A RECENT POST BY A GOOD FRIEND, an actor whom I once directed in Angels in America and whom I remember as the best Prior Walter in my memory has recently gotten a clean bill of health after fighting cancer.
He was always a young character actor, rather than a leading man type, and I say that because looks never entered into the casting pool as I invited him back to do a number of roles with me as director, no matter how good looking he was anyway.
Don’t let me whiplash you as I now momentarily switch the subject matter from drama to opera, admittedly two distant cousins in the arts spectrum. Regardless how you look, what matters most in Opera is how you sound.
And here comes the connection, as I listen to the Chicago Lyric Opera broadcast of its recent production of Massenet’s Don Quichotte, with the 70-year old Italian bass Ferruccio Furlanetto in the title role that he must have sung gloriously once upon time in his vocal prime.
Sadly, that prime is long past and Furlanetto’s present voice is but a memory of what it once was.
Chaliapin premiered Massenet’s opera at age 37, and a vintage acoustic recording of his death scene floating around out there somewhere amply demonstrates what that voice must have sounded like in the role of the Errand Knight and what its vocal demands are: legato, multiple colors, a facility with the French text…
With Samuel Ramey retired and no Italo Tajo (RIP) or Nicolai Ghiaurov (RIP) around, I frankly don’t know how I would go about casting the title role in a major production.
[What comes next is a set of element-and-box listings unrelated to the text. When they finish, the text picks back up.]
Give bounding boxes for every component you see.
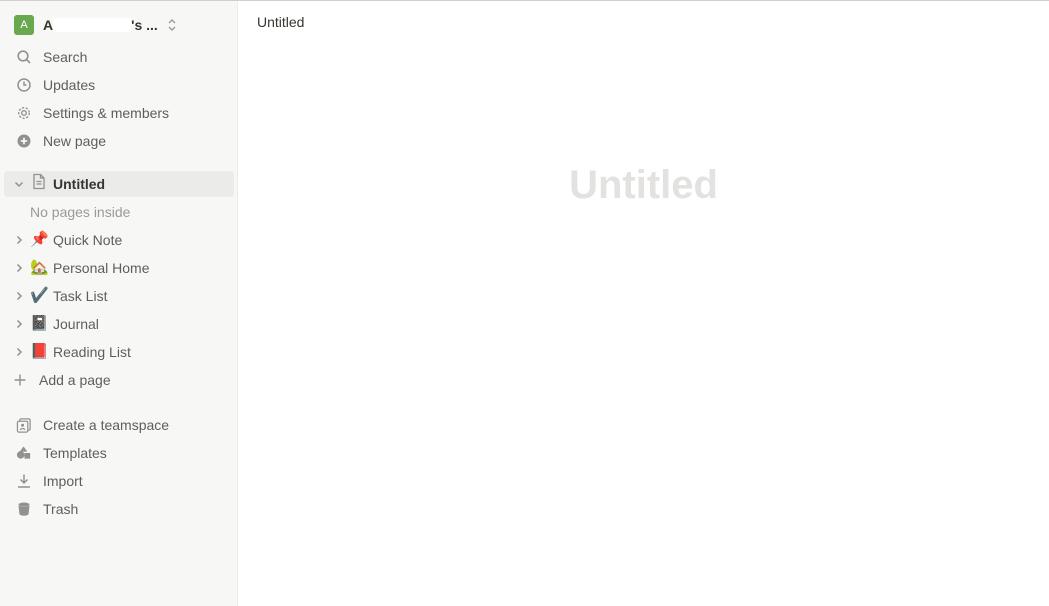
plus-icon [12, 372, 28, 388]
pushpin-icon: 📌 [30, 231, 49, 248]
import-label: Import [43, 473, 83, 489]
notebook-icon: 📓 [30, 315, 49, 332]
plus-circle-icon [16, 133, 32, 149]
trash-icon [16, 501, 32, 517]
page-item-journal[interactable]: 📓 Journal [4, 311, 234, 337]
sidebar-updates[interactable]: Updates [4, 72, 234, 98]
teamspace-icon [16, 417, 32, 433]
page-item-reading-list[interactable]: 📕 Reading List [4, 339, 234, 365]
page-item-label: Quick Note [53, 232, 123, 248]
trash-label: Trash [43, 501, 79, 517]
search-icon [16, 49, 32, 65]
chevron-right-icon[interactable] [13, 290, 25, 302]
chevron-right-icon[interactable] [13, 318, 25, 330]
page-item-untitled[interactable]: Untitled [4, 171, 234, 197]
checkmark-icon: ✔️ [30, 287, 49, 304]
document-icon [30, 173, 48, 195]
clock-icon [16, 77, 32, 93]
sidebar-settings[interactable]: Settings & members [4, 100, 234, 126]
updates-label: Updates [43, 77, 96, 93]
redacted-mask [53, 18, 132, 32]
page-item-label: Untitled [53, 176, 106, 192]
sidebar-search[interactable]: Search [4, 44, 234, 70]
add-page-button[interactable]: Add a page [4, 367, 234, 393]
download-icon [16, 473, 32, 489]
page-item-personal-home[interactable]: 🏡 Personal Home [4, 255, 234, 281]
chevron-up-down-icon [168, 19, 176, 31]
sidebar: A A's ... Search Updates Settings & memb… [0, 1, 238, 606]
settings-label: Settings & members [43, 105, 170, 121]
page-item-label: Personal Home [53, 260, 150, 276]
new-page-label: New page [43, 133, 107, 149]
templates-label: Templates [43, 445, 107, 461]
add-page-label: Add a page [39, 372, 111, 388]
sidebar-import[interactable]: Import [4, 468, 234, 494]
workspace-name: A's ... [43, 17, 158, 33]
chevron-right-icon[interactable] [13, 346, 25, 358]
breadcrumb[interactable]: Untitled [257, 14, 304, 30]
chevron-right-icon[interactable] [13, 234, 25, 246]
chevron-down-icon[interactable] [13, 178, 25, 190]
page-item-label: Reading List [53, 344, 131, 360]
page-title[interactable]: Untitled [238, 163, 1049, 208]
create-teamspace-label: Create a teamspace [43, 417, 170, 433]
sidebar-new-page[interactable]: New page [4, 128, 234, 154]
page-item-label: Journal [53, 316, 99, 332]
red-book-icon: 📕 [30, 343, 49, 360]
workspace-avatar: A [14, 15, 34, 35]
shapes-icon [16, 445, 32, 461]
workspace-switcher[interactable]: A A's ... [14, 15, 234, 35]
sidebar-trash[interactable]: Trash [4, 496, 234, 522]
sidebar-create-teamspace[interactable]: Create a teamspace [4, 412, 234, 438]
page-item-label: Task List [53, 288, 108, 304]
house-icon: 🏡 [30, 259, 49, 276]
sidebar-templates[interactable]: Templates [4, 440, 234, 466]
chevron-right-icon[interactable] [13, 262, 25, 274]
no-pages-text: No pages inside [30, 204, 131, 220]
page-item-quick-note[interactable]: 📌 Quick Note [4, 227, 234, 253]
page-item-task-list[interactable]: ✔️ Task List [4, 283, 234, 309]
gear-icon [16, 105, 32, 121]
search-label: Search [43, 49, 88, 65]
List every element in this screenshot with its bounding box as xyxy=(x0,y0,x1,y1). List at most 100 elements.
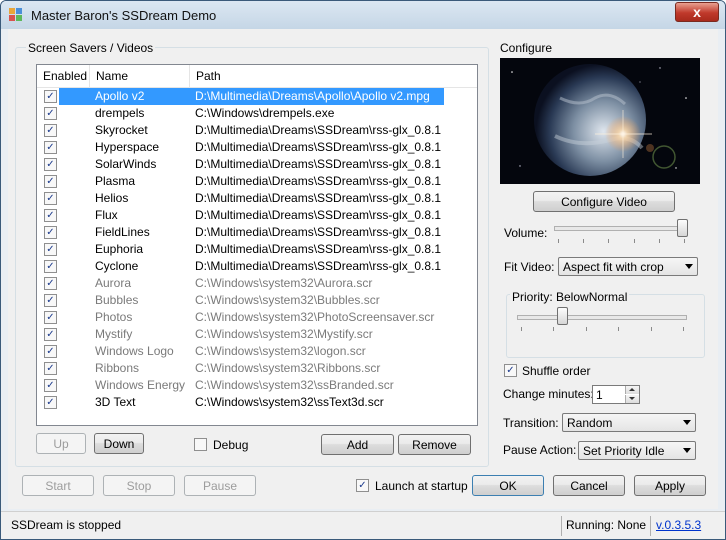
tick-mark xyxy=(553,327,554,331)
close-button[interactable]: x xyxy=(675,2,719,22)
cancel-button[interactable]: Cancel xyxy=(553,475,625,496)
up-button[interactable]: Up xyxy=(36,433,86,454)
pause-button[interactable]: Pause xyxy=(184,475,256,496)
change-minutes-stepper[interactable]: 1 xyxy=(592,385,640,404)
list-item[interactable]: ✓ Ribbons C:\Windows\system32\Ribbons.scr xyxy=(37,360,477,377)
screensaver-name: Skyrocket xyxy=(95,123,148,137)
status-text: SSDream is stopped xyxy=(11,518,122,532)
debug-checkbox[interactable] xyxy=(194,438,207,451)
chevron-down-icon xyxy=(683,448,691,453)
title-bar[interactable]: Master Baron's SSDream Demo x xyxy=(1,1,725,29)
pause-action-value: Set Priority Idle xyxy=(583,444,665,458)
enabled-checkbox[interactable]: ✓ xyxy=(44,328,57,341)
priority-slider-thumb[interactable] xyxy=(556,307,568,325)
priority-slider-track[interactable] xyxy=(517,315,687,320)
list-item[interactable]: ✓ drempels C:\Windows\drempels.exe xyxy=(37,105,477,122)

But one thing is certain, for me at least, and that is that I would pass on Signor Furlanetto’ services and let him rest on his laurels, inviting him to write a book and give some Master Classes to young aspiring Opera hopefuls.
Same thing goes for the now beleaguered Placido Domingo, a once great artist who sadly refuses to hang his hat and now goes round demeaning his illustrious track record doing so-so conducing and so-so singing in baritone roles not suitable to his aging tenor voice.
Ego is a deadly thing.
I mentioned my mentor and friend Italo Tajo above and would like to point out that when I met him and coached with him in the 1960’s his once glorious basso cantante voice had given out, though not his great singing actor chops. James Levine spotted him teaching in Cincinnati and invited him back to the MET to do an array of buffo roles, and thus gave him a second career. So there are alternatives to be considered when the vocal chords misbehave.
And after my circuitous detour, I go back to my actor friend, whom I assume is in his late fifties or early sixties and more than ready to continue playing the great roles for which he once was much too young, since in spoken theater what matters is your acting ability and that, unlike the singing voice, ages well like good wine.